Meknes-portrait d'une communaute juive marocaine-Joseph Toledano-

ALEAS POLITIQUES ET FECONDITE INTELLECTUELLE

Les guerres de succession qui suivirent la mort de Moulay Ismaël révélèrent la fragilité de son œuvre apparemment grandiose. Il avait bien réussi à unifier sous son autorité absolue un Empire craint de tous, mais il en était le seul ci­ment, et lui disparu, l'édifice, miné par une écrasante fiscalité, ne pouvait que s'écrouler. Symboliquement, la plus grande réalisation du plus long règne de l'histoire du Maroc, la Garde Noire, devait une fois son architecte disparu, devenir la plus grande calamité. Garantie de la stabilité, cette armée de métier à l'armement modernisé grâce au commerce avec l'Europe, tenu en mains par ses collaborateurs juifs, perdit sa plus précieuse qualité – la discipline. Elle se transforma en horde de mercenaires se louant au plus offrant, faisant et défaisant les sultans, pillant et terrorisant la population civile et plus particu­lièrement les communautés juives privées de protecteur. Bénéficiant encore du dérisoire et peu enviable titre de capitale, Meknès et sa communauté juive seront à l'épicentre de ce séisme.

  1. TRENTE ANS DE CHAOS

Faute de règle de succession univoque, pas moins de sept fils du souverain disparu se disputèrent au départ sa succession. Le premier à se faire pro­clamer sultan, Moulay Ahmed ed -Dehbi, fut renversé au début de l'année suivante 1728 par son frère Moulay Abdel Malik, mais il reprit le pouvoir quelques mois plus tard à la suite d'une terrible bataille près de Meknès au cours de l'été 1728. En récompense, la ville fut offerte en butin aux soldats de la Garde Noire ivres de pillages et de massacres, sans distinction ente habi­tants juifs, chrétiens et musulmans. Dans son Histoire Universelle d'Israël, Kissé Mélakhim, (Le trône des Rois), le célèbre rabbin de Séfrou, Rabbi Moshé Elbaz, dont la propre mère fut parmi les victimes de cette journée sanglante, a laissé une description apocalyptique de cet événement en ce mois de Ab, prédestiné au malheur dans l'histoire juive :

" Le camp des esclaves a envahi la ville de Meknès. Ils sont d'abord entrés dans la Casbah et y ont pillé tous les trésors du temps de Moulay Ismaël, les instru­ments en or et argent, les épées, les lances, les fusils, les sceptres, les vêtements et les bijoux. Ils ont ensuite envahi le harem, dépouillé les femmes de leurs bi­joux et de leurs habits. Puis ils se sont tournés vers les habitants de la médina en tuant tant que le sang coulait comme un fleuve, dépouillant de leurs biens les survivants.

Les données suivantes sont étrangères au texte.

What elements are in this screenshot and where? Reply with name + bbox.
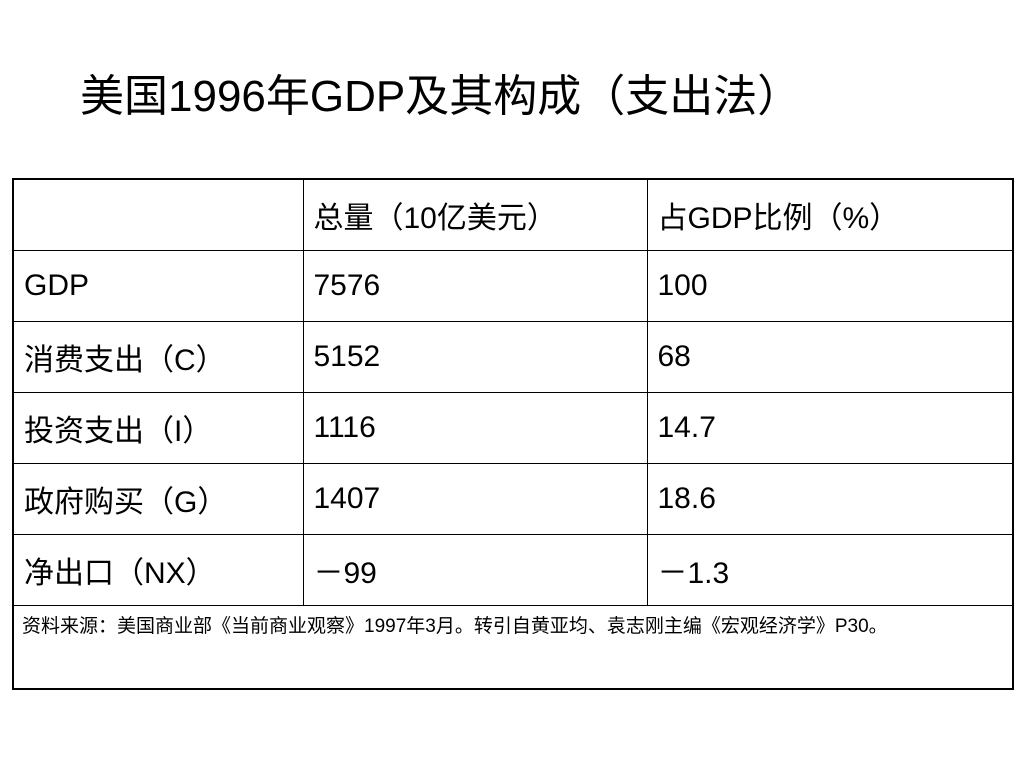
row-share: 100 (646, 250, 1014, 322)
table-row: 消费支出（C） 5152 68 (12, 321, 1014, 393)
row-label: 净出口（NX） (12, 534, 304, 606)
table-row: GDP 7576 100 (12, 250, 1014, 322)
row-share: 68 (646, 321, 1014, 393)
table-row: 政府购买（G） 1407 18.6 (12, 463, 1014, 535)
table-row: 投资支出（I） 1116 14.7 (12, 392, 1014, 464)
table-header-row: 总量（10亿美元） 占GDP比例（%） (12, 178, 1014, 251)
row-total: －99 (302, 534, 648, 606)
row-total: 5152 (302, 321, 648, 393)
row-label: GDP (12, 250, 304, 322)
table-row: 净出口（NX） －99 －1.3 (12, 534, 1014, 606)
row-total: 1116 (302, 392, 648, 464)
row-label: 投资支出（I） (12, 392, 304, 464)
header-cell-empty (12, 178, 304, 251)
row-total: 1407 (302, 463, 648, 535)
row-label: 消费支出（C） (12, 321, 304, 393)
source-note-row: 资料来源：美国商业部《当前商业观察》1997年3月。转引自黄亚均、袁志刚主编《宏… (12, 605, 1014, 690)
row-share: 14.7 (646, 392, 1014, 464)
gdp-composition-table: 总量（10亿美元） 占GDP比例（%） GDP 7576 100 消费支出（C）… (12, 178, 1014, 690)
source-note: 资料来源：美国商业部《当前商业观察》1997年3月。转引自黄亚均、袁志刚主编《宏… (12, 605, 1014, 690)
slide-title: 美国1996年GDP及其构成（支出法） (80, 72, 802, 121)
row-share: －1.3 (646, 534, 1014, 606)
header-cell-share: 占GDP比例（%） (646, 178, 1014, 251)
row-share: 18.6 (646, 463, 1014, 535)
row-label: 政府购买（G） (12, 463, 304, 535)
header-cell-total: 总量（10亿美元） (302, 178, 648, 251)
row-total: 7576 (302, 250, 648, 322)
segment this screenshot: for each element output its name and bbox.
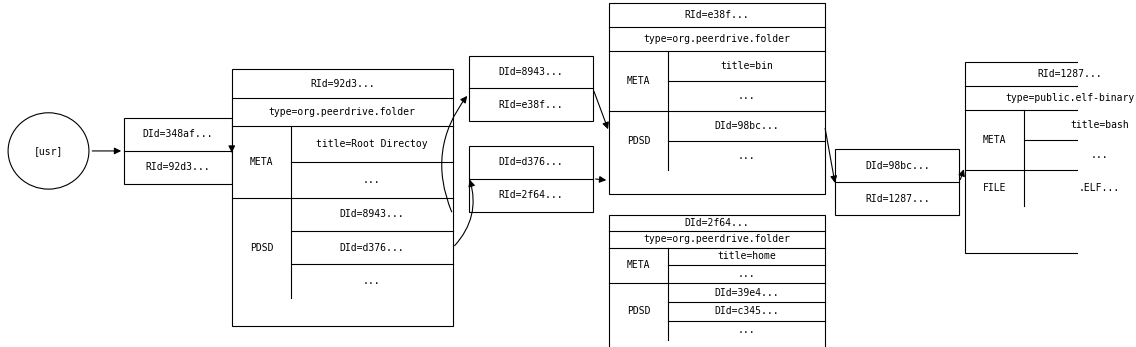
Text: DId=98bc...: DId=98bc...: [866, 161, 929, 171]
Text: FILE: FILE: [983, 183, 1006, 193]
Text: ...: ...: [364, 175, 381, 185]
Text: RId=1287...: RId=1287...: [1037, 69, 1102, 79]
Text: DId=d376...: DId=d376...: [340, 243, 404, 253]
Text: type=org.peerdrive.folder: type=org.peerdrive.folder: [269, 107, 416, 117]
Text: ...: ...: [364, 276, 381, 286]
Text: ...: ...: [737, 269, 755, 279]
Text: ...: ...: [737, 91, 755, 101]
Text: ...: ...: [737, 325, 755, 336]
Text: PDSD: PDSD: [627, 136, 651, 146]
FancyBboxPatch shape: [835, 149, 960, 215]
Text: RId=e38f...: RId=e38f...: [499, 100, 563, 110]
Text: META: META: [250, 157, 273, 167]
FancyBboxPatch shape: [469, 56, 593, 121]
Text: type=org.peerdrive.folder: type=org.peerdrive.folder: [643, 34, 791, 44]
Text: title=home: title=home: [717, 252, 776, 261]
Text: RId=1287...: RId=1287...: [866, 194, 929, 204]
Text: DId=8943...: DId=8943...: [499, 67, 563, 77]
Text: PDSD: PDSD: [627, 306, 651, 316]
FancyBboxPatch shape: [232, 69, 453, 326]
FancyBboxPatch shape: [609, 215, 825, 347]
Text: DId=2f64...: DId=2f64...: [685, 218, 749, 228]
Text: ...: ...: [1091, 150, 1109, 160]
Text: META: META: [627, 76, 651, 86]
Text: DId=c345...: DId=c345...: [715, 306, 779, 316]
FancyBboxPatch shape: [124, 118, 232, 184]
Text: type=org.peerdrive.folder: type=org.peerdrive.folder: [643, 235, 791, 244]
Text: DId=98bc...: DId=98bc...: [715, 121, 779, 131]
Text: DId=39e4...: DId=39e4...: [715, 288, 779, 298]
FancyBboxPatch shape: [609, 3, 825, 194]
Text: RId=2f64...: RId=2f64...: [499, 190, 563, 200]
Text: RId=92d3...: RId=92d3...: [145, 162, 210, 172]
Text: META: META: [627, 260, 651, 270]
Text: [usr]: [usr]: [34, 146, 64, 156]
Text: DId=348af...: DId=348af...: [143, 129, 214, 139]
Text: DId=d376...: DId=d376...: [499, 157, 563, 167]
Text: DId=8943...: DId=8943...: [340, 210, 404, 219]
Text: META: META: [983, 135, 1006, 145]
Text: title=Root Directoy: title=Root Directoy: [316, 139, 428, 149]
Text: title=bash: title=bash: [1070, 120, 1129, 130]
Text: PDSD: PDSD: [250, 243, 273, 253]
FancyBboxPatch shape: [964, 62, 1136, 253]
Text: RId=e38f...: RId=e38f...: [685, 10, 749, 20]
Text: ...: ...: [737, 151, 755, 161]
Text: RId=92d3...: RId=92d3...: [310, 79, 375, 89]
Text: type=public.elf-binary: type=public.elf-binary: [1005, 93, 1135, 103]
Text: .ELF...: .ELF...: [1079, 183, 1120, 193]
Ellipse shape: [8, 113, 89, 189]
FancyBboxPatch shape: [469, 146, 593, 212]
Text: title=bin: title=bin: [720, 61, 772, 71]
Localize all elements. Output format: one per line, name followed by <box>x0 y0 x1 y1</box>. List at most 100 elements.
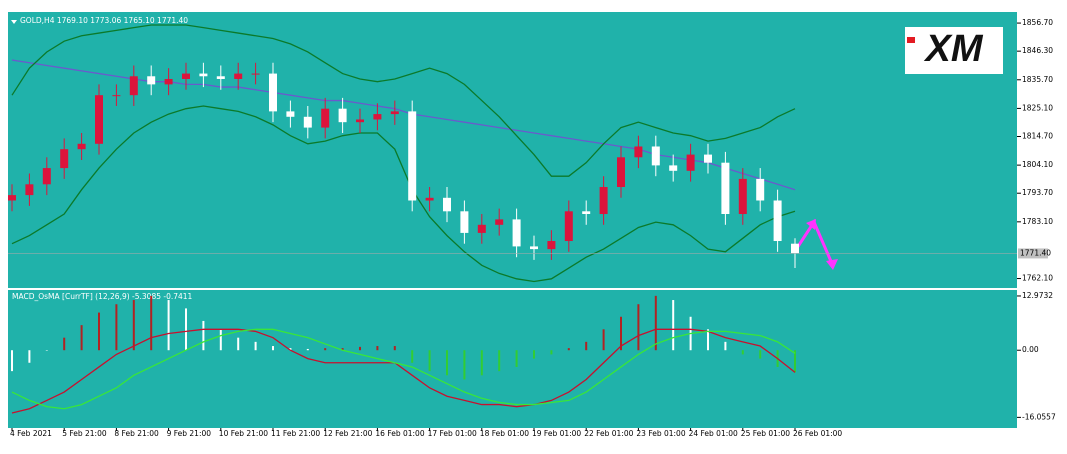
x-tick-label: 12 Feb 21:00 <box>323 429 372 438</box>
candle-body <box>582 211 591 215</box>
x-tick-label: 9 Feb 21:00 <box>167 429 212 438</box>
y-tick-label: -16.0557 <box>1022 412 1056 421</box>
histogram-bar <box>585 341 588 351</box>
indicator-title: MACD_OsMA [CurrTF] (12,26,9) -5.3085 -0.… <box>12 292 193 301</box>
histogram-bar <box>28 350 31 363</box>
candle-body <box>443 197 451 212</box>
y-tick-label: 1825.10 <box>1022 103 1053 112</box>
histogram-bar <box>672 300 675 351</box>
y-tick-label: 1835.70 <box>1022 75 1053 84</box>
candle-body <box>756 178 765 201</box>
candle-body <box>530 246 538 250</box>
candle-body <box>286 111 295 117</box>
candle-body <box>199 73 208 77</box>
histogram-bar <box>202 320 205 351</box>
y-tick-label: 1793.70 <box>1022 188 1053 197</box>
logo-box <box>905 27 1003 74</box>
candle-body <box>356 119 364 123</box>
histogram-bar <box>654 295 657 351</box>
histogram-bar <box>446 350 448 376</box>
x-tick-label: 18 Feb 01:00 <box>480 429 529 438</box>
x-tick-label: 22 Feb 01:00 <box>584 429 633 438</box>
candle-body <box>721 162 730 215</box>
candle-body <box>617 157 625 187</box>
forecast-arrow <box>795 218 838 270</box>
candle-body <box>669 165 678 171</box>
x-tick-label: 26 Feb 01:00 <box>793 429 842 438</box>
candle-body <box>477 224 486 233</box>
histogram-bar <box>724 341 727 351</box>
x-tick-label: 4 Feb 2021 <box>10 429 52 438</box>
indicator-line <box>11 59 796 191</box>
candle-body <box>234 73 243 79</box>
candle-body <box>704 154 712 163</box>
y-tick-label: 1846.30 <box>1022 46 1053 55</box>
candle-body <box>634 146 643 158</box>
y-tick-label: 1804.10 <box>1022 160 1053 169</box>
histogram-bar <box>289 348 292 351</box>
candle-body <box>408 111 417 201</box>
histogram-bar <box>98 312 100 351</box>
x-tick-label: 11 Feb 21:00 <box>271 429 320 438</box>
histogram-bar <box>115 304 118 351</box>
candle-body <box>25 184 34 196</box>
candle-body <box>269 73 277 112</box>
histogram-bar <box>272 346 274 351</box>
candle-body <box>338 108 347 123</box>
histogram-bar <box>533 350 535 359</box>
histogram-bar <box>393 346 396 351</box>
indicator-line <box>11 105 796 283</box>
histogram-bar <box>254 341 257 351</box>
candle-body <box>791 243 799 254</box>
x-tick-label: 24 Feb 01:00 <box>689 429 738 438</box>
histogram-bar <box>150 295 153 351</box>
candle-body <box>321 108 330 128</box>
arrow-head <box>806 219 816 230</box>
current-price-box <box>1018 248 1048 259</box>
candle-body <box>547 241 556 250</box>
chart-title: GOLD,H4 1769.10 1773.06 1765.10 1771.40 <box>20 16 188 25</box>
y-tick-label: 1783.10 <box>1022 217 1053 226</box>
histogram-bar <box>80 325 83 351</box>
x-tick-label: 10 Feb 21:00 <box>219 429 268 438</box>
histogram-bar <box>63 337 66 351</box>
histogram-bar <box>359 346 361 351</box>
histogram-bar <box>11 350 13 372</box>
y-tick-label: 1814.70 <box>1022 131 1053 140</box>
histogram-bar <box>567 348 570 351</box>
histogram-bar <box>707 329 709 351</box>
logo-accent <box>907 37 915 43</box>
candle-body <box>42 168 51 185</box>
candle-body <box>95 95 103 144</box>
main-panel <box>8 12 1017 288</box>
candle-body <box>651 146 660 166</box>
histogram-bar <box>306 348 309 351</box>
histogram-bar <box>237 337 240 351</box>
candle-body <box>112 95 121 97</box>
histogram-bar <box>411 350 414 363</box>
macd-panel <box>8 290 1017 428</box>
histogram-bar <box>515 350 518 367</box>
histogram-bar <box>219 329 222 351</box>
x-tick-label: 8 Feb 21:00 <box>114 429 159 438</box>
candle-body <box>390 111 399 115</box>
histogram-bar <box>759 350 762 359</box>
candle-body <box>60 149 69 169</box>
histogram-bar <box>167 300 170 351</box>
x-tick-label: 25 Feb 01:00 <box>741 429 790 438</box>
candle-body <box>460 211 469 233</box>
x-tick-label: 17 Feb 01:00 <box>428 429 477 438</box>
candle-body <box>164 78 173 85</box>
candle-body <box>182 73 190 79</box>
histogram-bar <box>341 348 344 351</box>
histogram-bar <box>498 350 501 372</box>
candle-body <box>599 186 608 215</box>
histogram-bar <box>480 350 483 376</box>
menu-arrow <box>11 20 17 24</box>
histogram-bar <box>132 300 135 351</box>
histogram-bar <box>550 350 553 355</box>
x-tick-label: 16 Feb 01:00 <box>375 429 424 438</box>
x-tick-label: 19 Feb 01:00 <box>532 429 581 438</box>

Ce fut ensuite le tour du quartier des chrétiens, les laissant dans le dénuement total. Et la nuit de ce même jour, le 22 du mois de Ab, ils enva­hirent le mellah des Juifs et les ont dépouillés de tous leurs biens, les laissant nus, hommes, femmes et enfants, rabbins et lettrés, tuant cent quatre vingts habitants et en blessant un grand nombre; torturant les survivants, avant de s'en prendre aux jeunes femmes et aux vierges, toutes violées sous les yeux de toute la communauté, que Dieu se charge de leur vengeance…"

Suite à cette tragédie, un grand nombre de rabbins, lettrés et notables aban­donnèrent la ville pour trouver refuge à Salé; Tanger et Jérusalem comme le rapporte un chroniqueur contemporain anonyme cité par rabbi Yossef Messas. La guerre se poursuivit entre les deux frères jusqu'à la mort des deux préten­dants en 1729, et ce fut alors un troisième fils, Moulay Abdallah, appelé du Tafilalet, qui finit par s'imposer et monter une première fois sur le trône. Il y restera par intermittences jusqu'en 1757, cinq fois déposé et restauré (en 1735, 1736, 1738, 1740 et 1745) au gré des intrigues de palais et des humeurs de la Garde Noire qu'il devait finir par mater, sans pour autant réussir à ramener durablement ni la paix ni la prospérité.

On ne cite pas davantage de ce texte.